Mi chiamava sempre alle otto del mattino, ora dell’Avana. Due del pomeriggio a Stoccolma. Puntuale come un orologio. Una mattina di marzo squillò il telefono. Ero sveglio da almeno un’ora, ma continuavo a stare a letto. Con tre cuscini sotto la testa, leggevo L’immortalità, di Kundera. Agneta mi interruppe proprio mentre stavo leggendo a pagina 69 un paragrafo riguardo alla repressione, alla brutalità e alla super-
bia che genera il potere: “Goethe! Napoleone si batté la mano sulla fronte. L’autore dei Dolori del giovane Werther! Durante la campagna d’Egitto constatò che i suoi ufficiali leggevano quel libro. Andò su tutte le furie. Rimproverò gli ufficiali che leggevano simili sciocchezze sentimentali e proibì loro qualsiasi romanzo. Che leggessero piuttosto i libri di storia, che erano molto più utili!”.

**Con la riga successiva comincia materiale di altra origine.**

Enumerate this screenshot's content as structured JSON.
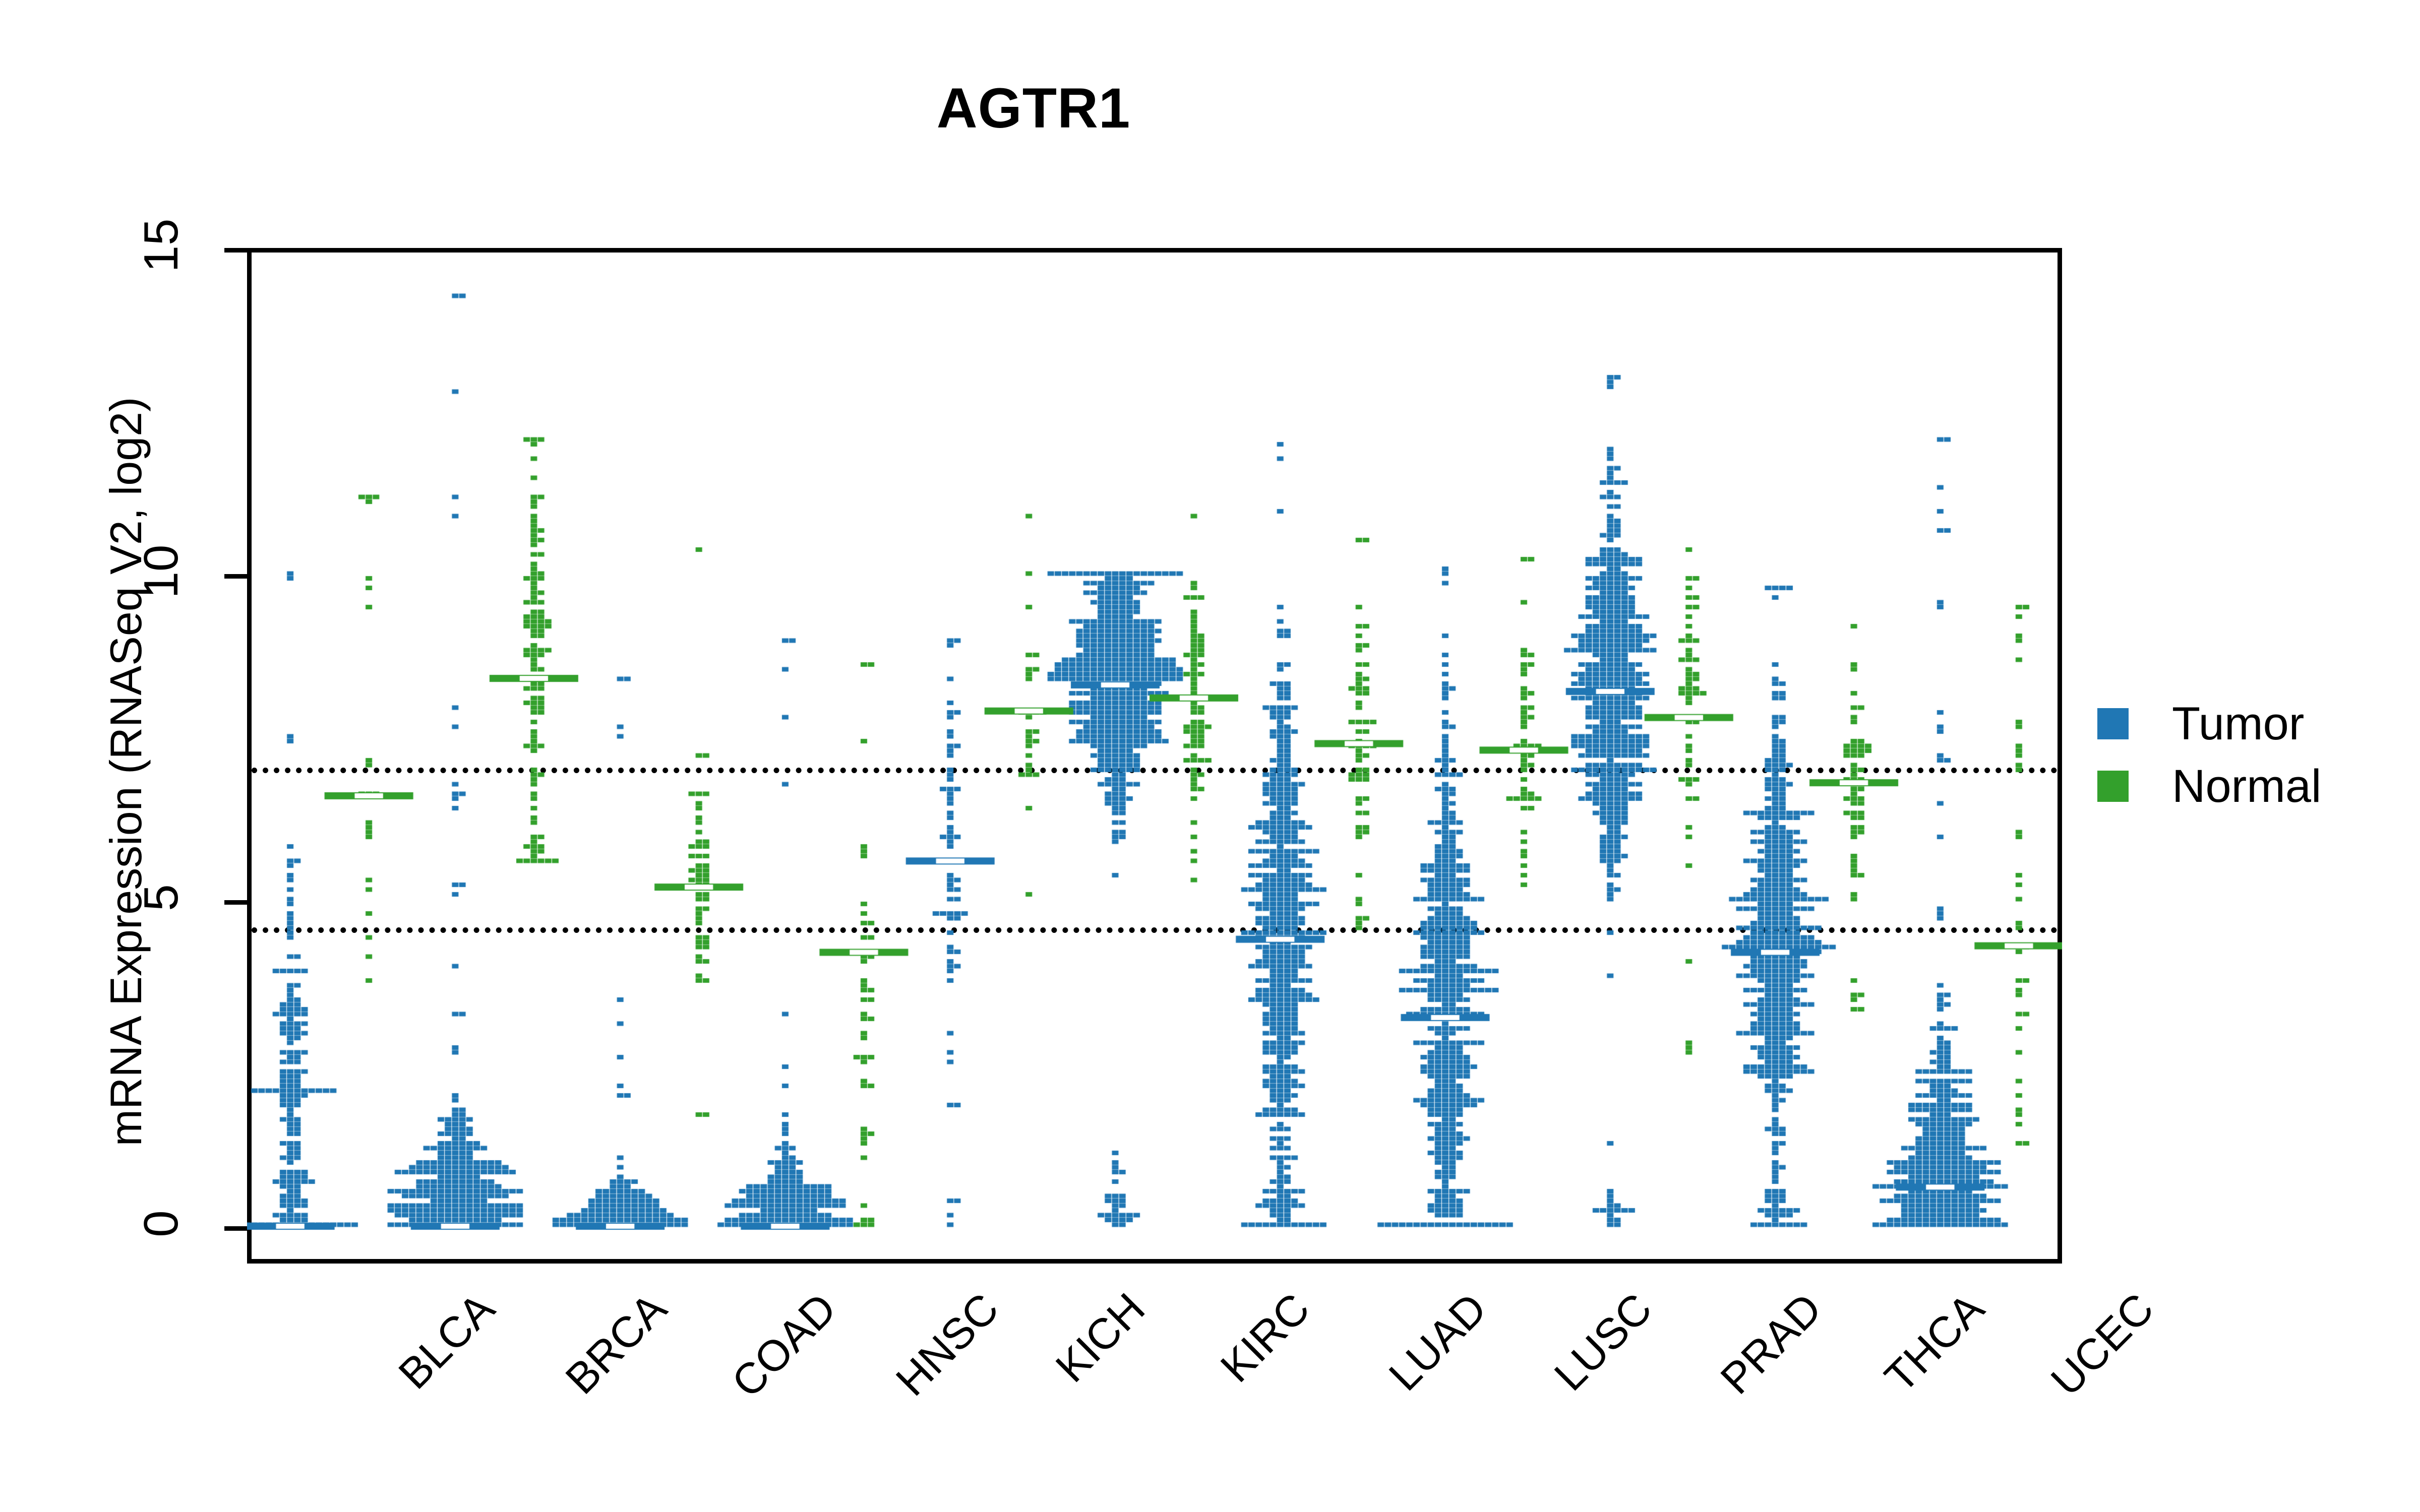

Stavo leggendo un romanzo filosofico, dal ritmo lento. Leggevo nei pochi momenti di tranquillità concessi dal vivere in una città particolarmente vertiginosa e caotica. Un posto frenetico dove nulla resta inalterato per molto tempo.

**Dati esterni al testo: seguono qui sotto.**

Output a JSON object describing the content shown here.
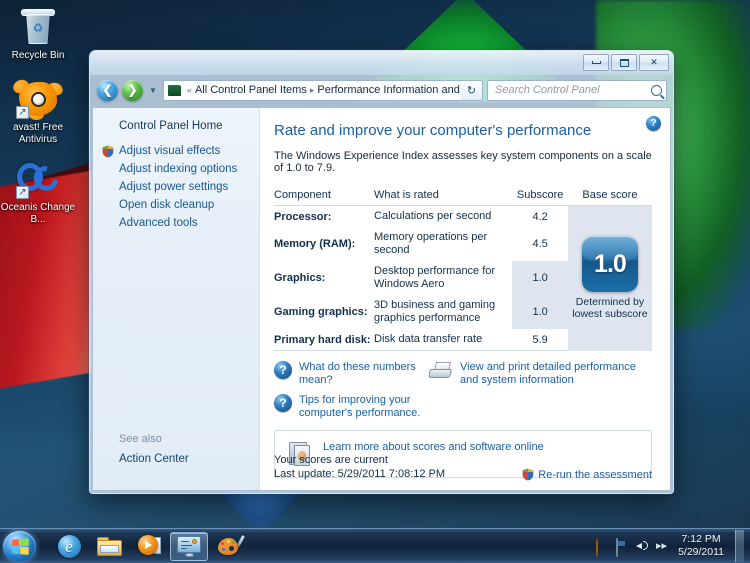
{
  "desktop": {
    "icons": [
      {
        "label": "Recycle Bin",
        "icon": "recycle-bin-icon",
        "shortcut": false
      },
      {
        "label": "avast! Free Antivirus",
        "icon": "avast-antivirus-icon",
        "shortcut": true
      },
      {
        "label": "Oceanis Change B...",
        "icon": "oceanis-change-background-icon",
        "shortcut": true
      }
    ]
  },
  "window": {
    "title_buttons": {
      "minimize": "Minimize",
      "maximize": "Maximize",
      "close": "Close"
    },
    "nav": {
      "back": "Back",
      "forward": "Forward",
      "recent_pages": "Recent pages",
      "refresh": "Refresh"
    },
    "breadcrumb": {
      "root_chevron": "«",
      "segments": [
        "All Control Panel Items",
        "Performance Information and Tools"
      ],
      "separator": "▸"
    },
    "search": {
      "placeholder": "Search Control Panel"
    },
    "help_button": "?"
  },
  "sidebar": {
    "home": "Control Panel Home",
    "items": [
      {
        "label": "Adjust visual effects",
        "shield": true
      },
      {
        "label": "Adjust indexing options",
        "shield": false
      },
      {
        "label": "Adjust power settings",
        "shield": false
      },
      {
        "label": "Open disk cleanup",
        "shield": false
      },
      {
        "label": "Advanced tools",
        "shield": false
      }
    ],
    "see_also_title": "See also",
    "see_also_items": [
      {
        "label": "Action Center"
      }
    ]
  },
  "content": {
    "title": "Rate and improve your computer's performance",
    "subtitle": "The Windows Experience Index assesses key system components on a scale of 1.0 to 7.9.",
    "table": {
      "headers": [
        "Component",
        "What is rated",
        "Subscore",
        "Base score"
      ],
      "rows": [
        {
          "component": "Processor:",
          "rated": "Calculations per second",
          "subscore": "4.2",
          "lowest": false
        },
        {
          "component": "Memory (RAM):",
          "rated": "Memory operations per second",
          "subscore": "4.5",
          "lowest": false
        },
        {
          "component": "Graphics:",
          "rated": "Desktop performance for Windows Aero",
          "subscore": "1.0",
          "lowest": true
        },
        {
          "component": "Gaming graphics:",
          "rated": "3D business and gaming graphics performance",
          "subscore": "1.0",
          "lowest": true
        },
        {
          "component": "Primary hard disk:",
          "rated": "Disk data transfer rate",
          "subscore": "5.9",
          "lowest": false
        }
      ],
      "base_score": "1.0",
      "base_caption": "Determined by lowest subscore"
    },
    "links": {
      "what_numbers_mean": "What do these numbers mean?",
      "tips": "Tips for improving your computer's performance.",
      "view_print": "View and print detailed performance and system information",
      "learn_more": "Learn more about scores and software online"
    },
    "footer": {
      "status": "Your scores are current",
      "last_update": "Last update: 5/29/2011 7:08:12 PM",
      "rerun": "Re-run the assessment"
    }
  },
  "taskbar": {
    "start": "Start",
    "buttons": [
      {
        "name": "internet-explorer",
        "label": "Internet Explorer",
        "active": false
      },
      {
        "name": "windows-explorer",
        "label": "Windows Explorer",
        "active": false
      },
      {
        "name": "windows-media-player",
        "label": "Windows Media Player",
        "active": false
      },
      {
        "name": "control-panel",
        "label": "Performance Information and Tools",
        "active": true
      },
      {
        "name": "paint",
        "label": "Paint",
        "active": false
      }
    ],
    "tray": [
      {
        "name": "network-icon",
        "label": "Network"
      },
      {
        "name": "avast-tray-icon",
        "label": "avast! Antivirus"
      },
      {
        "name": "action-center-icon",
        "label": "Action Center"
      },
      {
        "name": "volume-icon",
        "label": "Volume"
      },
      {
        "name": "show-hidden-icons-icon",
        "label": "Show hidden icons"
      }
    ],
    "clock": {
      "time": "7:12 PM",
      "date": "5/29/2011"
    }
  },
  "colors": {
    "accent_link": "#1861a8",
    "title_blue": "#1b5ea6",
    "highlight_row": "#dfe5ee",
    "badge_blue": "#1c6ca6"
  }
}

Alle sue domande posso rispondere soltanto con una frase scontata: “Se vivi in un posto come questo non puoi scrivere con lentezza. Qui tutto si squaglia tra le mani. Niente dura a lungo. E devi uscire a cercare qualcos’altro. Tutti i giorni”. Lei rimane in silenzio. Ci piace il silenzio. Due persone possono permettersi di tacere per un po’ e assaporare il silenzio soltanto se stanno insieme, una accanto all’altra. Però una telefonata internazionale costa cara. Nessuno spende tanti soldi per rimanere in silenzio. Noi lo facciamo. Agneta chiama dal suo ufficio all’università, quindi il nostro gioco sensuale è gratuito. Lei a un’estremità e io all’altra. Non diciamo una parola. Uniti dal silenzio. Alla fine lei colma il vuoto con la stessa domanda di sempre: “Verrai in primavera?”.